Es extrañamente hermoso perderle el respeto a los horarios del sueño.
De pronto te encuentras siendo dueño de la eternidad. Como un manto negro, vacío, todo tuyo y de nadie más.
Toda se extiende ante ti, para que juegues con ella; para que la llenes con todo aquello que se ahoga en los ruidos del día.
Y resulta que las barreras solo existen en la medida en que te importe tolerarlas.
Supongo que, en mi caso, lo que brilla también es la libertad de dejar de engañarse a uno mismo.

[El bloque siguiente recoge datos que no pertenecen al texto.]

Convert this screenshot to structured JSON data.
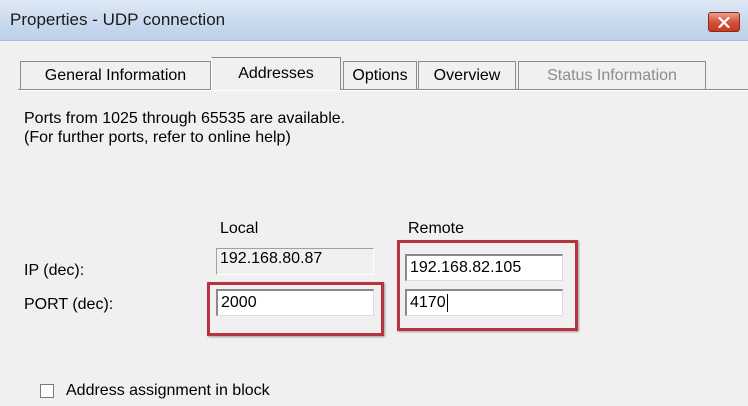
{
  "window": {
    "title": "Properties - UDP connection"
  },
  "tabs": [
    {
      "label": "General Information",
      "active": false,
      "enabled": true
    },
    {
      "label": "Addresses",
      "active": true,
      "enabled": true
    },
    {
      "label": "Options",
      "active": false,
      "enabled": true
    },
    {
      "label": "Overview",
      "active": false,
      "enabled": true
    },
    {
      "label": "Status Information",
      "active": false,
      "enabled": false
    }
  ],
  "info": {
    "line1": "Ports from 1025 through 65535 are available.",
    "line2": "(For further ports, refer to online help)"
  },
  "columns": {
    "local": "Local",
    "remote": "Remote"
  },
  "rows": {
    "ip_label": "IP (dec):",
    "port_label": "PORT (dec):"
  },
  "fields": {
    "local_ip": "192.168.80.87",
    "local_port": "2000",
    "remote_ip": "192.168.82.105",
    "remote_port": "4170"
  },
  "checkbox": {
    "label": "Address assignment in block",
    "checked": false
  },
  "colors": {
    "highlight": "#b4343f",
    "close_button": "#c53a22"
  }
}
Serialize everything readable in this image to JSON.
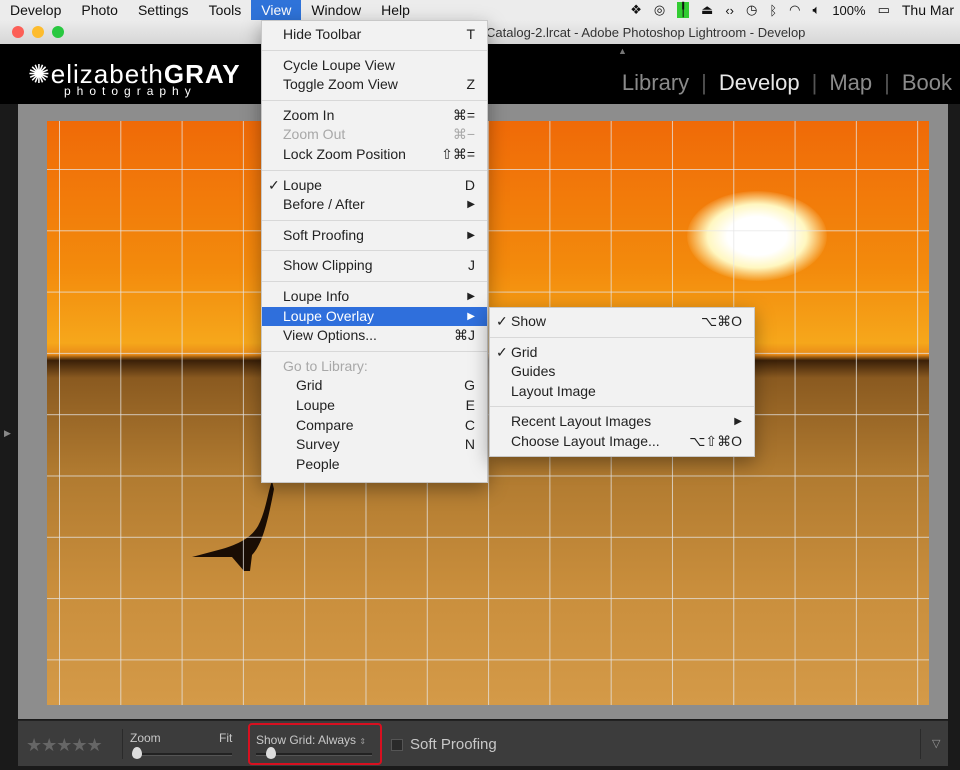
{
  "menubar": {
    "items": [
      "Develop",
      "Photo",
      "Settings",
      "Tools",
      "View",
      "Window",
      "Help"
    ],
    "active": "View",
    "status": {
      "battery": "100%",
      "clock": "Thu Mar"
    }
  },
  "window": {
    "title": "Catalog-2.lrcat - Adobe Photoshop Lightroom - Develop"
  },
  "logo": {
    "line1a": "elizabeth",
    "line1b": "GRAY",
    "line2": "photography"
  },
  "modules": [
    "Library",
    "Develop",
    "Map",
    "Book"
  ],
  "view_menu": {
    "hide_toolbar": {
      "label": "Hide Toolbar",
      "shortcut": "T"
    },
    "cycle_loupe": {
      "label": "Cycle Loupe View"
    },
    "toggle_zoom": {
      "label": "Toggle Zoom View",
      "shortcut": "Z"
    },
    "zoom_in": {
      "label": "Zoom In",
      "shortcut": "⌘="
    },
    "zoom_out": {
      "label": "Zoom Out",
      "shortcut": "⌘−"
    },
    "lock_zoom": {
      "label": "Lock Zoom Position",
      "shortcut": "⇧⌘="
    },
    "loupe": {
      "label": "Loupe",
      "shortcut": "D",
      "checked": true
    },
    "before_after": {
      "label": "Before / After"
    },
    "soft_proofing": {
      "label": "Soft Proofing"
    },
    "show_clipping": {
      "label": "Show Clipping",
      "shortcut": "J"
    },
    "loupe_info": {
      "label": "Loupe Info"
    },
    "loupe_overlay": {
      "label": "Loupe Overlay"
    },
    "view_options": {
      "label": "View Options...",
      "shortcut": "⌘J"
    },
    "go_to_library": {
      "label": "Go to Library:"
    },
    "grid": {
      "label": "Grid",
      "shortcut": "G"
    },
    "loupe2": {
      "label": "Loupe",
      "shortcut": "E"
    },
    "compare": {
      "label": "Compare",
      "shortcut": "C"
    },
    "survey": {
      "label": "Survey",
      "shortcut": "N"
    },
    "people": {
      "label": "People"
    },
    "check": "✓",
    "arrow": "▶"
  },
  "overlay_menu": {
    "show": {
      "label": "Show",
      "shortcut": "⌥⌘O",
      "checked": true
    },
    "grid": {
      "label": "Grid",
      "checked": true
    },
    "guides": {
      "label": "Guides"
    },
    "layout_image": {
      "label": "Layout Image"
    },
    "recent": {
      "label": "Recent Layout Images"
    },
    "choose": {
      "label": "Choose Layout Image...",
      "shortcut": "⌥⇧⌘O"
    }
  },
  "toolbar": {
    "stars": "★★★★★",
    "zoom_label": "Zoom",
    "zoom_value": "Fit",
    "show_grid_label": "Show Grid:",
    "show_grid_value": "Always",
    "soft_proofing": "Soft Proofing",
    "highlight_color": "#d81020"
  }
}
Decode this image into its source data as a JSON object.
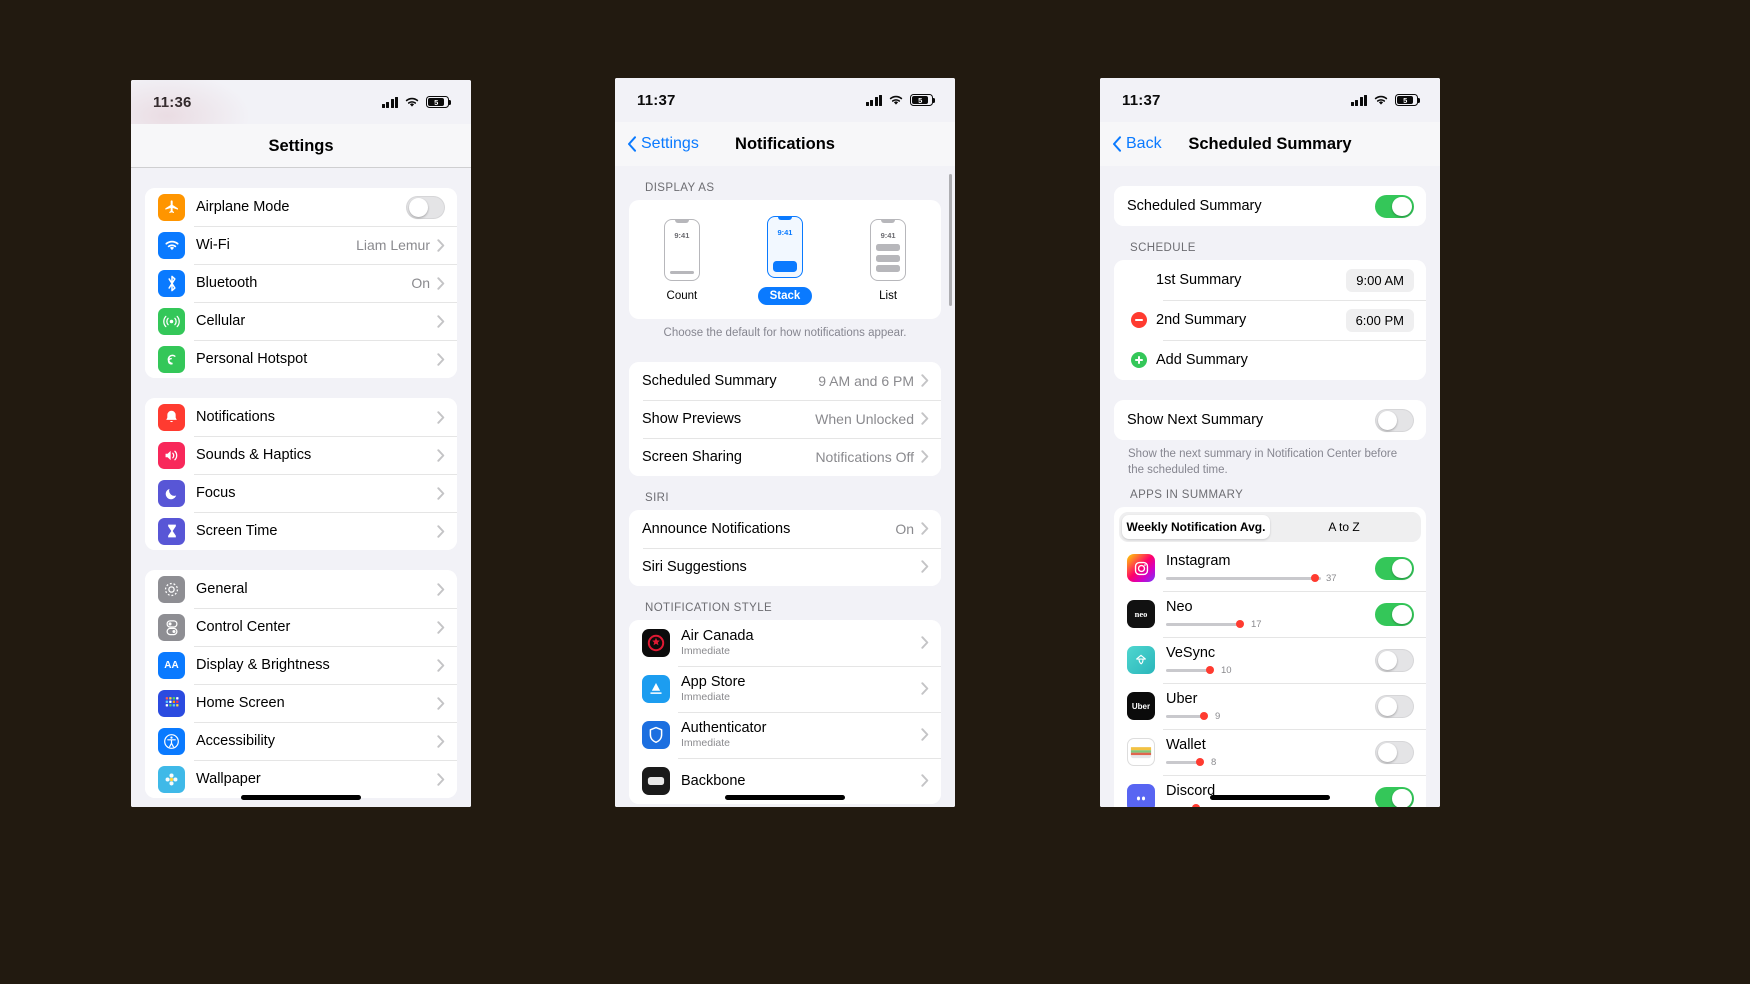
{
  "screens": {
    "settings": {
      "status": {
        "time": "11:36",
        "battery": "5"
      },
      "title": "Settings",
      "groups": [
        {
          "rows": [
            {
              "label": "Airplane Mode",
              "icon": "airplane-icon",
              "color": "#ff9500",
              "control": "toggle",
              "toggle_on": false
            },
            {
              "label": "Wi-Fi",
              "icon": "wifi-icon",
              "color": "#0a7aff",
              "value": "Liam Lemur",
              "control": "chevron"
            },
            {
              "label": "Bluetooth",
              "icon": "bluetooth-icon",
              "color": "#0a7aff",
              "value": "On",
              "control": "chevron"
            },
            {
              "label": "Cellular",
              "icon": "cellular-icon",
              "color": "#34c759",
              "value": "",
              "control": "chevron"
            },
            {
              "label": "Personal Hotspot",
              "icon": "hotspot-icon",
              "color": "#34c759",
              "value": "",
              "control": "chevron"
            }
          ]
        },
        {
          "rows": [
            {
              "label": "Notifications",
              "icon": "notifications-bell-icon",
              "color": "#ff3b30",
              "value": "",
              "control": "chevron"
            },
            {
              "label": "Sounds & Haptics",
              "icon": "sounds-speaker-icon",
              "color": "#f8285a",
              "value": "",
              "control": "chevron"
            },
            {
              "label": "Focus",
              "icon": "focus-moon-icon",
              "color": "#5856d6",
              "value": "",
              "control": "chevron"
            },
            {
              "label": "Screen Time",
              "icon": "screen-time-hourglass-icon",
              "color": "#5856d6",
              "value": "",
              "control": "chevron"
            }
          ]
        },
        {
          "rows": [
            {
              "label": "General",
              "icon": "general-gear-icon",
              "color": "#8e8e93",
              "value": "",
              "control": "chevron"
            },
            {
              "label": "Control Center",
              "icon": "control-center-icon",
              "color": "#8e8e93",
              "value": "",
              "control": "chevron"
            },
            {
              "label": "Display & Brightness",
              "icon": "display-brightness-aa-icon",
              "color": "#0a7aff",
              "value": "",
              "control": "chevron"
            },
            {
              "label": "Home Screen",
              "icon": "home-screen-grid-icon",
              "color": "#2b4be0",
              "value": "",
              "control": "chevron"
            },
            {
              "label": "Accessibility",
              "icon": "accessibility-icon",
              "color": "#0a7aff",
              "value": "",
              "control": "chevron"
            },
            {
              "label": "Wallpaper",
              "icon": "wallpaper-flower-icon",
              "color": "#3fb9e8",
              "value": "",
              "control": "chevron"
            }
          ]
        }
      ]
    },
    "notifications": {
      "status": {
        "time": "11:37",
        "battery": "5"
      },
      "back_label": "Settings",
      "title": "Notifications",
      "display_as": {
        "header": "DISPLAY AS",
        "footer": "Choose the default for how notifications appear.",
        "options": [
          {
            "label": "Count",
            "mini_time": "9:41",
            "selected": false
          },
          {
            "label": "Stack",
            "mini_time": "9:41",
            "selected": true
          },
          {
            "label": "List",
            "mini_time": "9:41",
            "selected": false
          }
        ]
      },
      "main_rows": [
        {
          "label": "Scheduled Summary",
          "value": "9 AM and 6 PM"
        },
        {
          "label": "Show Previews",
          "value": "When Unlocked"
        },
        {
          "label": "Screen Sharing",
          "value": "Notifications Off"
        }
      ],
      "siri": {
        "header": "SIRI",
        "rows": [
          {
            "label": "Announce Notifications",
            "value": "On"
          },
          {
            "label": "Siri Suggestions",
            "value": ""
          }
        ]
      },
      "notification_style": {
        "header": "NOTIFICATION STYLE",
        "apps": [
          {
            "name": "Air Canada",
            "sub": "Immediate",
            "icon": "air-canada-icon"
          },
          {
            "name": "App Store",
            "sub": "Immediate",
            "icon": "app-store-icon"
          },
          {
            "name": "Authenticator",
            "sub": "Immediate",
            "icon": "authenticator-icon"
          },
          {
            "name": "Backbone",
            "sub": "",
            "icon": "backbone-icon"
          }
        ]
      }
    },
    "scheduled_summary": {
      "status": {
        "time": "11:37",
        "battery": "5"
      },
      "back_label": "Back",
      "title": "Scheduled Summary",
      "master_row": {
        "label": "Scheduled Summary",
        "toggle_on": true
      },
      "schedule": {
        "header": "SCHEDULE",
        "rows": [
          {
            "label": "1st Summary",
            "time": "9:00 AM",
            "action": "none"
          },
          {
            "label": "2nd Summary",
            "time": "6:00 PM",
            "action": "remove"
          },
          {
            "label": "Add Summary",
            "time": "",
            "action": "add"
          }
        ]
      },
      "show_next": {
        "label": "Show Next Summary",
        "toggle_on": false,
        "footer": "Show the next summary in Notification Center before the scheduled time."
      },
      "apps_in_summary": {
        "header": "APPS IN SUMMARY",
        "segments": [
          {
            "label": "Weekly Notification Avg.",
            "active": true
          },
          {
            "label": "A to Z",
            "active": false
          }
        ],
        "apps": [
          {
            "name": "Instagram",
            "count": "37",
            "fill": 0.93,
            "toggle_on": true,
            "icon": "instagram-icon"
          },
          {
            "name": "Neo",
            "count": "17",
            "fill": 0.6,
            "toggle_on": true,
            "icon": "neo-icon"
          },
          {
            "name": "VeSync",
            "count": "10",
            "fill": 0.37,
            "toggle_on": false,
            "icon": "vesync-icon"
          },
          {
            "name": "Uber",
            "count": "9",
            "fill": 0.32,
            "toggle_on": false,
            "icon": "uber-icon"
          },
          {
            "name": "Wallet",
            "count": "8",
            "fill": 0.29,
            "toggle_on": false,
            "icon": "wallet-icon"
          },
          {
            "name": "Discord",
            "count": "",
            "fill": 0.26,
            "toggle_on": true,
            "icon": "discord-icon"
          }
        ]
      }
    }
  }
}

Disfrutas mil veces más de la vigilia una vez admites lo que ya sabías: que vas a enredarte en ella. Es en ese momento cuando te atreves a sacarle partido, a aprovecharla para lo que es: no para contar frenéticamente las horas que serías capaz de dormir si hicieses lo propio y te acostases de una vez. Sino para escuchar música, deambular y pensar, picar algo de la nevera; estar acompañado, si tal; para deleitarte con la visión de esa criatura extraña que es la ciudad cuando está dormida.
¿Es tiempo realmente perdido si, en vez de obsesionarte con perderlo, te resignas a disfrutar de él?
Supongo, también, que lo que brilla de todo esto es que se puede aplicar a muchos más aspectos que el sueño.
Y supongo que otra opción sería hacerme caso cuando me propongo dormir.